An area of derelict industrial land on the south bank of the Tees estuary has been earmarked for the building of 30 or more wind turbines. If built, the farm could generate enough electricity to keep alight towns the size of Redcar, Guisborough and Saltburn combined.

The scheme's promoters also promised lots of jobs and the possible attraction to Teesside of a manufacturer of state-of-the-art wind turbines. It would go a long way towards Northern Electric & Gas' obligation to supply 10pc of its electricity from rennewable sources by the year 2010.

As sites for possible wind farms go, the land owned by the steelmaker Corus is probably among the best anyone could find in the region. It is windy, relatively remote from residential areas and, with apologies to Grangetown and South Bank, not in an area of great natural beauty.
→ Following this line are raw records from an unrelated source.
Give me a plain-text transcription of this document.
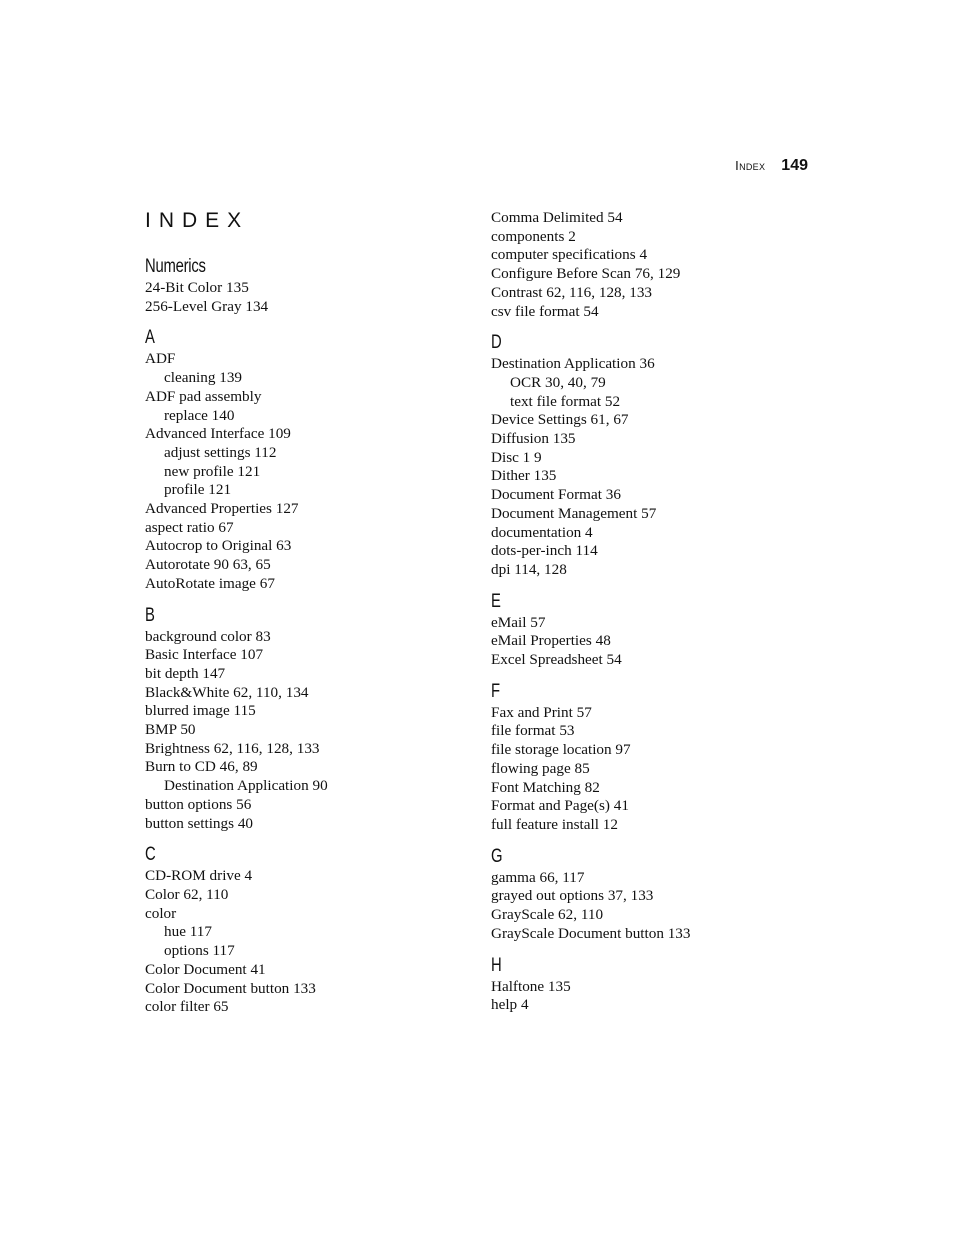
Index 149
INDEX
Numerics
24-Bit Color 135
256-Level Gray 134
A
ADF
cleaning 139
ADF pad assembly
replace 140
Advanced Interface 109
adjust settings 112
new profile 121
profile 121
Advanced Properties 127
aspect ratio 67
Autocrop to Original 63
Autorotate 90 63, 65
AutoRotate image 67
B
background color 83
Basic Interface 107
bit depth 147
Black&White 62, 110, 134
blurred image 115
BMP 50
Brightness 62, 116, 128, 133
Burn to CD 46, 89
Destination Application 90
button options 56
button settings 40
C
CD-ROM drive 4
Color 62, 110
color
hue 117
options 117
Color Document 41
Color Document button 133
color filter 65
Comma Delimited 54
components 2
computer specifications 4
Configure Before Scan 76, 129
Contrast 62, 116, 128, 133
csv file format 54
D
Destination Application 36
OCR 30, 40, 79
text file format 52
Device Settings 61, 67
Diffusion 135
Disc 1 9
Dither 135
Document Format 36
Document Management 57
documentation 4
dots-per-inch 114
dpi 114, 128
E
eMail 57
eMail Properties 48
Excel Spreadsheet 54
F
Fax and Print 57
file format 53
file storage location 97
flowing page 85
Font Matching 82
Format and Page(s) 41
full feature install 12
G
gamma 66, 117
grayed out options 37, 133
GrayScale 62, 110
GrayScale Document button 133
H
Halftone 135
help 4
But questions about the need for such a wind farm here in the North-East remain. The region currently generates more than enough electricity for its own needs which means the power from a Teesside wind farm would have to be moved, courtesy of the national grid, to other areas of the country, mainly the South-East.

As the campaign organisation Revolt has told us many times in its long-running battle against the power line due to be built through the Vale of York, transmission of electricity over great distances is wasteful. It doesn't make a great deal of sense to generate electricity in an environmentally-friendly way in the North-East and then transfer it in an environmentally-unfriendly way elsewhere.

By all means encourage the development of the technology here in the North-East. But the best place for a wind farm of this scale is on the banks of the Thames estuary, not the Tees.